Although deleting the StorageOSCluster Custom Resource will stop StorageOS, the data will be safe. When StorageOS starts again, the Volumes will be available.
-
Connect to one of the newly-added nodes, and use
etcdctl
to remove the old Etcd nodes 1 by 1:$ ETCDCTL_API=3 etcdctl --endpoints=http://127.0.0.1:2379 member remove 48823f29326a24f7 Member 48823f29326a24f7 removed from cluster 97f788d9ca9b3357
After removing a node, check that Etcd is healthy and quorum has been maintained with the following commands:
export ETCD_ENDPOINTS="http://192.168.2020.40:2379,http://192.168.174.117.2379,..." etcdctl --endpoints $ETCD_ENDPOINTS endpoint health -w table etcdctl --endpoints $ETCD_ENDPOINTS endpoint status -w table
-
Edit the
kvBackend.address
parameter of the StorageOS Custom Resource Definition to reflect the locations of the new Etcd nodes, removing the references to the old nodes -
Recreate the StorageOS Custom Resource with the newly-edited
kvBackend.address
parameter -
Perform a
member list
again, to confirm that only the new machines are still present in the cluster:$ ETCDCTL_API=3 etcdctl --endpoints=http://127.0.0.1:2379 member list 4a5820690b65300c, started, etcd-192.168.152.142, http://192.168.152.142:2380, http://192.168.152.142:2379, false b1780933f495adb3, started, etcd-192.168.150.122, http://192.168.150.122:2380, http://192.168.150.122:2379, false ee47ff85984afcc0, started, etcd-192.168.198.252, http://192.168.198.252:2380, http://192.168.198.252:2379, false
At this stage Etcd has been successfully migrated.
Etcd Learners
As of v3.4, Etcd includes the functionality to add a new member as a “learner” (a non-voting member of the cluster). This makes the process of adding new members safer, as it allows the new member to complete the process of synchronisation before participating in quorum, minimising cluster downtime.

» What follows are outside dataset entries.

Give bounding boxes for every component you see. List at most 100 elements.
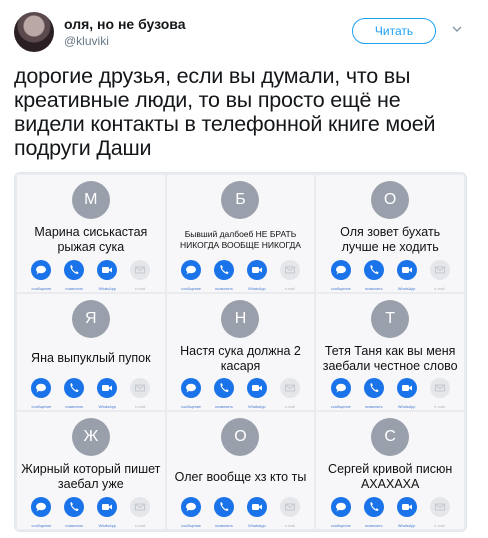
contact-card[interactable]: М Марина сиськастая рыжая сука сообщение по… <box>17 175 165 292</box>
mail-icon <box>279 259 300 285</box>
mail-icon <box>429 496 450 522</box>
contact-action-call[interactable]: позвонить <box>59 496 89 528</box>
contact-action-call[interactable]: позвонить <box>59 378 89 410</box>
contact-action-label: WhatsApp <box>248 286 266 291</box>
contact-action-call[interactable]: позвонить <box>209 496 239 528</box>
contact-action-call[interactable]: позвонить <box>209 259 239 291</box>
contact-action-mail[interactable]: e-mail <box>275 496 305 528</box>
phone-icon <box>64 496 85 522</box>
avatar[interactable] <box>14 12 54 52</box>
contact-action-mail[interactable]: e-mail <box>125 496 155 528</box>
contact-action-message[interactable]: сообщение <box>176 496 206 528</box>
chevron-down-icon[interactable] <box>452 24 462 34</box>
contact-action-video[interactable]: WhatsApp <box>92 496 122 528</box>
contact-action-label: позвонить <box>215 405 233 410</box>
contact-actions: сообщение позвонить WhatsApp e-mail <box>175 378 307 410</box>
contact-action-video[interactable]: WhatsApp <box>92 378 122 409</box>
contact-action-message[interactable]: сообщение <box>26 378 56 410</box>
contact-card[interactable]: Б Бывший далбоеб НЕ БРАТЬ НИКОГДА ВООБЩЕ … <box>166 175 315 292</box>
contact-initial-avatar: Н <box>221 299 260 338</box>
contact-action-label: e-mail <box>135 286 146 291</box>
contact-action-label: e-mail <box>135 405 146 410</box>
contact-name: Марина сиськастая рыжая сука <box>34 225 148 254</box>
contact-action-message[interactable]: сообщение <box>326 496 356 528</box>
contact-actions: сообщение позвонить WhatsApp e-mail <box>324 259 456 291</box>
contact-action-message[interactable]: сообщение <box>26 259 56 291</box>
contact-card[interactable]: Ж Жирный который пишет заебал уже сообщени… <box>17 412 165 529</box>
contact-action-label: e-mail <box>284 523 295 528</box>
contact-action-call[interactable]: позвонить <box>59 259 89 291</box>
mail-icon <box>279 378 300 403</box>
contact-actions: сообщение позвонить WhatsApp e-mail <box>175 259 307 291</box>
contact-action-mail[interactable]: e-mail <box>275 378 305 410</box>
message-bubble-icon <box>181 378 202 403</box>
message-bubble-icon <box>31 378 52 403</box>
contact-initial-avatar: М <box>71 181 110 219</box>
contact-name: Тетя Таня как вы меня заебали честное сл… <box>322 343 458 373</box>
follow-button[interactable]: Читать <box>352 18 436 44</box>
contact-card[interactable]: Н Настя сука должна 2 касаря сообщение позв… <box>166 293 315 411</box>
contact-action-label: позвонить <box>65 405 84 410</box>
contact-actions: сообщение позвонить WhatsApp e-mail <box>25 259 157 291</box>
contact-card[interactable]: Т Тетя Таня как вы меня заебали честное с… <box>316 293 464 411</box>
contact-action-call[interactable]: позвонить <box>359 496 389 528</box>
contact-actions: сообщение позвонить WhatsApp e-mail <box>324 496 456 528</box>
contact-action-video[interactable]: WhatsApp <box>242 496 272 528</box>
message-bubble-icon <box>31 259 52 285</box>
contact-actions: сообщение позвонить WhatsApp e-mail <box>175 496 307 528</box>
contact-name: Сергей кривой писюн АХАХАХА <box>328 462 453 492</box>
contact-action-label: сообщение <box>181 523 202 528</box>
tweet-header: оля, но не бузова @kluviki Читать <box>14 12 474 56</box>
contact-action-label: сообщение <box>330 405 351 410</box>
contact-action-label: WhatsApp <box>98 523 117 528</box>
contact-card[interactable]: О Оля зовет бухать лучше не ходить сообщен… <box>316 175 464 292</box>
contact-action-mail[interactable]: e-mail <box>125 378 155 410</box>
contact-name: Олег вообще хз кто ты <box>174 469 307 484</box>
contact-initial-avatar: Ж <box>71 418 110 457</box>
video-camera-icon <box>396 259 417 285</box>
contact-action-video[interactable]: WhatsApp <box>392 259 422 291</box>
contact-card[interactable]: С Сергей кривой писюн АХАХАХА сообщение поз… <box>316 412 464 529</box>
contact-action-mail[interactable]: e-mail <box>425 259 455 291</box>
contact-action-message[interactable]: сообщение <box>176 259 206 291</box>
contact-action-message[interactable]: сообщение <box>26 496 56 528</box>
mail-icon <box>130 378 151 403</box>
contact-action-call[interactable]: позвонить <box>209 378 239 410</box>
contact-action-video[interactable]: WhatsApp <box>392 496 422 528</box>
contact-action-call[interactable]: позвонить <box>359 378 389 409</box>
contact-action-video[interactable]: WhatsApp <box>242 378 272 409</box>
contact-action-label: WhatsApp <box>397 286 416 291</box>
contact-action-message[interactable]: сообщение <box>326 378 356 410</box>
contact-initial-avatar: О <box>371 181 410 219</box>
contact-action-video[interactable]: WhatsApp <box>92 259 122 291</box>
contact-action-mail[interactable]: e-mail <box>425 496 455 528</box>
video-camera-icon <box>396 378 417 403</box>
tweet-photo[interactable]: М Марина сиськастая рыжая сука сообщение по… <box>14 172 467 532</box>
contact-action-mail[interactable]: e-mail <box>125 259 155 291</box>
contact-card[interactable]: О Олег вообще хз кто ты сообщение позвонить… <box>166 412 315 529</box>
contact-action-mail[interactable]: e-mail <box>425 378 455 409</box>
contact-actions: сообщение позвонить WhatsApp e-mail <box>324 378 456 410</box>
tweet-text: дорогие друзья, если вы думали, что вы к… <box>14 64 436 160</box>
contact-action-video[interactable]: WhatsApp <box>242 259 272 291</box>
mail-icon <box>130 259 151 285</box>
phone-icon <box>64 259 85 285</box>
author-handle[interactable]: @kluviki <box>64 34 109 48</box>
contact-action-video[interactable]: WhatsApp <box>392 378 422 409</box>
contact-action-message[interactable]: сообщение <box>176 378 206 409</box>
contact-action-label: сообщение <box>181 286 202 291</box>
contact-initial-avatar: Я <box>71 299 110 338</box>
contact-action-label: сообщение <box>31 405 52 410</box>
mail-icon <box>130 496 151 522</box>
video-camera-icon <box>97 259 118 285</box>
contact-initial-avatar: Т <box>371 299 410 338</box>
contact-action-message[interactable]: сообщение <box>326 259 356 291</box>
contact-action-label: e-mail <box>284 286 295 291</box>
contact-action-call[interactable]: позвонить <box>359 259 389 291</box>
contact-action-mail[interactable]: e-mail <box>275 259 305 291</box>
message-bubble-icon <box>330 496 351 522</box>
author-name[interactable]: оля, но не бузова <box>64 16 186 32</box>
message-bubble-icon <box>181 496 202 522</box>
contact-card[interactable]: Я Яна выпуклый пупок сообщение позвонить Wha… <box>17 293 165 411</box>
contact-action-label: e-mail <box>284 405 295 410</box>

If you are using an earlier version of etcd, make the following substitutions to the above process:
- In step 2, replace the
etcdctl member add --learner
command withetcdctl member add
- Skip the
etcdctl member promote <member id>
command
Using Etcd learners provides added resilience, so consider upgrading to a version of Etcd that supports this as soon as possible.